Dort, wo die LINKE an einer Regierung beteiligt ist, kommen zu diesen von der Demoskopie Fehlgeleiteten noch die Genoss:innen hinzu, denen die komische Parole „Links wirkt“ ziemlich zu Kopf gestiegen ist. Sie behaupten mit gleichem Ernst, irgendeine konkrete Regierungsmaßnahme (in der Regel von einer Koalitionsregierung, in der die Anteile der LINKEN kaum fassbar sind) würden unmittelbar von den Wählerinnen und Wählern belohnt, oder im negativen Fall auch bestraft werden.
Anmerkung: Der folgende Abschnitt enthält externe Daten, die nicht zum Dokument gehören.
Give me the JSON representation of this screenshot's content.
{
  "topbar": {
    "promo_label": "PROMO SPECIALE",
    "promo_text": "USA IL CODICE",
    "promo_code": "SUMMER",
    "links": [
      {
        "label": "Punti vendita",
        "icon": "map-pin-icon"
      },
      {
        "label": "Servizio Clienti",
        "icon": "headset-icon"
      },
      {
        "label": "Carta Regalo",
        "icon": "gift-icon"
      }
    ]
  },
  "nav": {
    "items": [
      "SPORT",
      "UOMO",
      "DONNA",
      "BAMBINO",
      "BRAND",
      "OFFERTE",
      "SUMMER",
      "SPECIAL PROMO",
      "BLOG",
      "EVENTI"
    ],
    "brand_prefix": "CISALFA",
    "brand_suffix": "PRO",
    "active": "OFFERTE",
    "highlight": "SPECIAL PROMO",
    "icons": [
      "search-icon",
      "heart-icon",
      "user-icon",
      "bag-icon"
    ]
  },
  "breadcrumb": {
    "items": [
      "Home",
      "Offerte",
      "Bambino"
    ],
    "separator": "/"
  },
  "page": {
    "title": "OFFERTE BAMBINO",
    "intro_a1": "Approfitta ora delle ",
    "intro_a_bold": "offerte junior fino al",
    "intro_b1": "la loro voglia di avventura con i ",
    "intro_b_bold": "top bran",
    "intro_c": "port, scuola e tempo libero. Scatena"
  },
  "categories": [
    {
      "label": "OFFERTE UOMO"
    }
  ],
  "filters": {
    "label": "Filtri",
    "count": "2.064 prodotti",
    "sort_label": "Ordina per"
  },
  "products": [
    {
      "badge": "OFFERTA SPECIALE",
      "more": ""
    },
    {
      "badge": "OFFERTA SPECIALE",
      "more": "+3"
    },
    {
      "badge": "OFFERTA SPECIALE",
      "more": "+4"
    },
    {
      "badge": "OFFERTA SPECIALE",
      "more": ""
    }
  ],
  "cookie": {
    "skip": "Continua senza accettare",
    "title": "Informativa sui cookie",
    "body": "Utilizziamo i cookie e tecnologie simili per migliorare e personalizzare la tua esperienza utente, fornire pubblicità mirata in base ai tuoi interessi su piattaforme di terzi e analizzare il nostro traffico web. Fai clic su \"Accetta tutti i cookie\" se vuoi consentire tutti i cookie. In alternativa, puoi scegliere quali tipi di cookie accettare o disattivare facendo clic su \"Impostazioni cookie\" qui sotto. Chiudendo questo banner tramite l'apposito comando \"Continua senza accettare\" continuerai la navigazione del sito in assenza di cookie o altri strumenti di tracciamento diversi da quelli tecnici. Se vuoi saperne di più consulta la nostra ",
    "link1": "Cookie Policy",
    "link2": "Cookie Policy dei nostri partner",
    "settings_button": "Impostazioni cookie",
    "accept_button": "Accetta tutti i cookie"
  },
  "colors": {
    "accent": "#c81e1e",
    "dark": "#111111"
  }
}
Die dritte sehr spezielle Gruppe von Wahlauswerter:innen ist unermüdlich dabei, mit allen statistischen Tricks herauszufinden, wer in welchem Stadtteil, welcher Straße wen gewählt und wen nicht gewählt hat. Für sie wäre es viel einfacher, dafür zu sorgen, das Wahlgeheimnis abzuschaffen, dann könnte sie alle ihre Fragen beantworten – und wäre kein Deut schlauer..
Die Wahlen im kleinen Stadtstaat Bremen sind wieder ein Prachtbeispiel für diese schräge Nachwahlparty in unserer Partei. Die großen politischen Ergebnisse werden durch ein Zusammenwirken dieser drei Gruppen komplett verzerrt oder gar übersehen:
– Politisch das herausragende Ergebnis der Wahlen ist, dass die Wahlbeteiligung stark zurückgegangen ist. Insbesondere in Bremerhaven und vernachlässigten Stadtteilen. Die kurze Unterbrechung in dieser negativen Entwicklung der Wahlbeteiligung während der Corona-Krise ist beendet. Das Wahlrecht wird faktisch zu einem Recht, das ärmere Schichten nicht mehr in Anspruch nehmen, weil sie sich von allen Seiten verraten fühlen. Die Gemeinschaft der Krisenverwalter des Kapitalismus und des deutschen Armenhauses Bremen ist reibungslos durch die Aufnahme einer Partei, die sich DIE LINKE nennt, in die Regierungsgemeinschaft fortgesetzt worden.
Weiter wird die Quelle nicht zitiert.